Electron flow in the SABRE linear induction adder in positive polarity

Abstract

In a positive polarity induction adder each of the induction cavities is a cathode, which emits electrons at a unique potential. These broad spectrum electrons strongly affect Magnetically Insulated Transmission Line (MITL) behavior. Electron flow decreases the cavity-to-MITL coupling efficiency, and reduces the power transport efficiency along the system. Also the operating impedance of the MITL is lowered, reducing the diode impedance required for good coupling and good total system power efficiency. It is therefore imperative to understand the details of MITL electron flow. In previous work, measurement of MITL electron flow for a twenty-stage linear induction adder (Hermes III), operated in positive polarity, was compared with simulations. There was qualitative agreement, but some differences were noted.
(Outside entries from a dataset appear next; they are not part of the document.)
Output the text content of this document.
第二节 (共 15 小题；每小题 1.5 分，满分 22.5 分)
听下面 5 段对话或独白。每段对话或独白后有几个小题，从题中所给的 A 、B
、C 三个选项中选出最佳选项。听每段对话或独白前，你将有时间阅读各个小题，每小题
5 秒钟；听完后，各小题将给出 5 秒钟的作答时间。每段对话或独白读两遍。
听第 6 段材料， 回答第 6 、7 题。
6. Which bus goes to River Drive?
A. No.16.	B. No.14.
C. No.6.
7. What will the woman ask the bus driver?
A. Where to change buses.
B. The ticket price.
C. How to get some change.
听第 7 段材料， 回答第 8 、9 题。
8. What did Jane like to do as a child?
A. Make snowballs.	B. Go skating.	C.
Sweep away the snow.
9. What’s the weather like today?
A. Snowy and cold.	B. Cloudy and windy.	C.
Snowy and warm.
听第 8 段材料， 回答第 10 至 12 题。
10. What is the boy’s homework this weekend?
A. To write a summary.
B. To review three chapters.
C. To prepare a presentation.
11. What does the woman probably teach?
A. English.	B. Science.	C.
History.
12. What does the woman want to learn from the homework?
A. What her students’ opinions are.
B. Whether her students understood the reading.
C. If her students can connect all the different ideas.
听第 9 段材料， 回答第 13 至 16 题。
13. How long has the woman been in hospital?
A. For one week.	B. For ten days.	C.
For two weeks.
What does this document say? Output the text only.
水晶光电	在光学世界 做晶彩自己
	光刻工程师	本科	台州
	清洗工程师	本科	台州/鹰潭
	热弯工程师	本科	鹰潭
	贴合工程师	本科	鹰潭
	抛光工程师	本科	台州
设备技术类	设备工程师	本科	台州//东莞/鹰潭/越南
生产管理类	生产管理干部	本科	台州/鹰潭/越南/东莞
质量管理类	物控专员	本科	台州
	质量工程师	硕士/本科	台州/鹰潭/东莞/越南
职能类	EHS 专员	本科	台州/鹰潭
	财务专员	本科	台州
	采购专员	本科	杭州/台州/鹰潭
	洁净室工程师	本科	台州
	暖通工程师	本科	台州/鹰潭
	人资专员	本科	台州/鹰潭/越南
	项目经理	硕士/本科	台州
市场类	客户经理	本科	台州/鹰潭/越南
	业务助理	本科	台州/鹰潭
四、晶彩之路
For example, measured electron flow in the first cavities was greater than in the simulations. We have extended the work on this subject with detailed current measurements on a ten-stage linear induction adder (SABRE). Time resolved electron flow is determined from the difference between anode and cathode currents at several axial locations. A time-resolved mapping of electron flow versus adder length is constructed. Measurements of electron flow in the initial cavities agreed well with simulations. Electron flow for times near the current peak exhibits a monotonic increase with length, except at the adder end. >